Comment cette famille d’intellos américains a accompagné la naissance de l’art moderne.
Par Jean Pierrard | 22/09/11 | 17h53

Une tribu d’Américains, une famille d’originaux ivres de peinture, a joué les accoucheurs de l’art moderne au début du XXe siècle. Cent ans plus tard, l’évocation de leurs exploits est le prétexte, au Grand Palais, d’un accrochage grandiose d’oeuvres-phares de la modernité. Avec quelques-uns de leurs amis, ils ont imposé aux États-Unis l’idée que Paris était devenu après 1870 une sorte d’équivalent de la Florence du quattrocento. C’est Leo (1872-1947), le cadet de cette fratrie de juifs californiens enrichis par la création d’une compagnie de tramways et de cable cars, qui amorce le mouvement.

Leo arrive en Europe à la recherche de la sensation vraie. En se lançant à corps perdu dans une collection de peintures, en débutant une carrière d’artiste, il ne va pas seulement sauver sa peau, mais, avec son frère aîné Michael (1865-1938), sa belle-soeur Sarah (1870-1953) et, surtout, Gertrude (1874-1946), va mécener en faveur de quelques-uns des créateurs les plus importants du siècle. Que serait devenu Matisse sans les Stein, dans ces premières années du XXe siècle où il vit aux crochets de son épouse, obligée de se faire chapelière pour survivre ?

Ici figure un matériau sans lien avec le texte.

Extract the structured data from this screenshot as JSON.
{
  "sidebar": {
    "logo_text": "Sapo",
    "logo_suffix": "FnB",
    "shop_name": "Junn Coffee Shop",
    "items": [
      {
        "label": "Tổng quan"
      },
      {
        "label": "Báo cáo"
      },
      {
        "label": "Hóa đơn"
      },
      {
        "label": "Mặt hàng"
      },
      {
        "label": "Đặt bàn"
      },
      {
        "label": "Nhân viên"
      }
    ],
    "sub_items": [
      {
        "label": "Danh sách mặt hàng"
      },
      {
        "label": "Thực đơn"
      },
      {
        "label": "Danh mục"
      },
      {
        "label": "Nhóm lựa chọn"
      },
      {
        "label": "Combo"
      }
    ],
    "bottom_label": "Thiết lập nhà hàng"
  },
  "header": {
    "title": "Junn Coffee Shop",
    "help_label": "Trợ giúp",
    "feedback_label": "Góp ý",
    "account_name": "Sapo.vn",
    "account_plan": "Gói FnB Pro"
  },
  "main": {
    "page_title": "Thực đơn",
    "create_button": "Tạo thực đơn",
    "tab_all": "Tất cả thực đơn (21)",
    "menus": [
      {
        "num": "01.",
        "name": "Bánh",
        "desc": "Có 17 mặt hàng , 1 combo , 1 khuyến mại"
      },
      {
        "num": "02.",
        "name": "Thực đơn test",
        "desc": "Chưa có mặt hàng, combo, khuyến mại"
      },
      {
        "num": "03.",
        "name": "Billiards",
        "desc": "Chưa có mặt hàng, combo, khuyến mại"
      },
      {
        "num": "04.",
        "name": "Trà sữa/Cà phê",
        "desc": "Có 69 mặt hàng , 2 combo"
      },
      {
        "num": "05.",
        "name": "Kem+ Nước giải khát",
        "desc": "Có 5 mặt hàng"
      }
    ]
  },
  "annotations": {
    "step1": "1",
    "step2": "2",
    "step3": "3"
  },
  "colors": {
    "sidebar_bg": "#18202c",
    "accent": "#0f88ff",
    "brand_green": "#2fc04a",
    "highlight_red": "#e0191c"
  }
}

Le cadet des Stein commence par s’installer à Florence, ville dans laquelle, très rapidement, il s’ennuie. Il y croise néanmoins l’un des plus grands esthètes du moment, Bernard Berenson, connu surtout par une célébrissime photographie le représentant coiffé d’un panama, en train de contempler la statue de Pauline Borghèse par Canova. Historien inspiré de la peinture italienne, Berenson est à l’origine de la plupart des grandes collections américaines d’art italien du quattrocento, dont il est le spécialiste patenté. Snob et définitivement upper class, Berenson, qui mourra avec un crucifix du XIVe siècle entre les doigts, oublie volontiers le shtetl de ses origines et jette un regard assez méprisant sur l’étrange tribu. Son épouse qualifie Gertrude, la soeur de Leo, bientôt arrivée des États-Unis aux basques de son frère, de “femelle sémite” mal attifée, moquant son apparence “corpulente, pataude, couleur acajou”, mais vantant son intelligence et sa “tête grandiose, monumentale, pleine de cervelle et de génie immense”. C’est ce physique difficile que Picasso immortalisera, à mi-chemin entre l’art nègre et le fameux portrait du patron de presse Bertin par Ingres, balayant à l’avance toute critique sur la conformité du portrait au modèle : “Elle finira bien par lui ressembler”…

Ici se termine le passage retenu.